Ainda no mesmo bloco de discussão sobre o ver e não ver, apresentamos o próximo
episódio.
2. Episódio: “As cores das sementes” – maio de 2015
Enquanto Diego está no balanço voando em seu foguete e vendo as nuvens, Iara,
Gabriela e Tiago brincam na casinha da boneca.
Tiago coloca os dois cotovelos na janela e fica ‘olhando’ do lado de fora. Iara
e Gabriela conversam de pé dentro da casinha. Existem vários brinquedos para que
elas possam brincar: diferentes pás, baldes, bonecas, carrinhos, etc. Gabriela
está segurando uma boneca.
Ela se abaixa, tateia os brinquedos com uma das mãos e pega o balde.
Logo depois, sai da casinha.
Gabriela agacha-se de cócoras na areia, coloca a boneca no chão e diz segurando
o balde:
– Isso aqui é para capinar. Quem vai cuidar da minha filha?
Iara e Tiago, que já estão fora da casinha, agacham-se perto de Gabriela.
– Eu quero plantar a semente – diz Iara.
Gabriela explica:
– Que cor você quer? Tem azul, amarela, vermelha, laranja...
– Eu quero rosa! – responde Iara.
– Quem quer uma roxa? – Gabriela pergunta.
Ninguém responde. As crianças estão agachadas cavando a areia. Algumas vezes,
colocam areia dentro do balde.
– Eu vou plantar um monte de moranguinho – fala Iara.
– E eu vou plantar maçã – rebate Gabriela.
– Eu vou plantar ervilha – finaliza Tiago animado.
(...)
No episódio “As cores das sementes”, Iara (baixa visão), Gabriela (cega total) e
Tiago (baixa visão) estão na casinha da boneca. Até que Gabriela decide realizar
uma atividade fora da casinha. Ela sabe onde encontrar os brinquedos
disponíveis. Gabriela já está com uma boneca em seus braços, todavia, ela se
agacha no espaço onde ficam os brinquedos e pega um balde. Para encontrá lo, ela
busca o objeto com uma de suas mãos. Ao pegar o balde, ela dirige
se para fora da casinha. Ela quer capinar e sabe que, para tanto, é preciso
estar fora de casa.
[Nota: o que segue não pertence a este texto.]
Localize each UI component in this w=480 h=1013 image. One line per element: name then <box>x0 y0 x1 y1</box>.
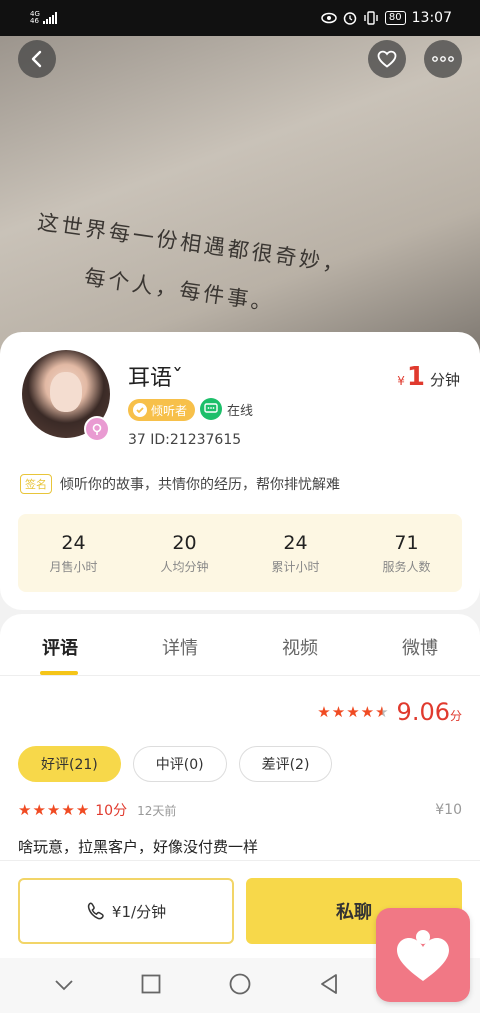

Ninguém capina dentro de casa, não é mesmo? O objeto que ela
escolhe para capinar é o balde. Como ela precisará capinar, alguém terá que
olhar a filha dela. A neném não pode ficar sozinha, então ela diz: Isso aqui é
para capinar. Quem vai cuidar da minha filha?”. Reparamos que, ao dizer isso, Gabriela não está de pé. Ela irá capinar, logo precisa
abaixar-se junto à areia; precisa estar próxima ao chão. Não é possível capinar
e segurar a filha ao mesmo tempo. Por essa razão, a filha é colocada no chão de
areia do parque.
Iara e Tiago acompanham a amiga e também saem da casinha. Ambos se agacham perto
de Gabriela. Gabriela ouve a amiga e a questiona sobre qual cor ela prefere.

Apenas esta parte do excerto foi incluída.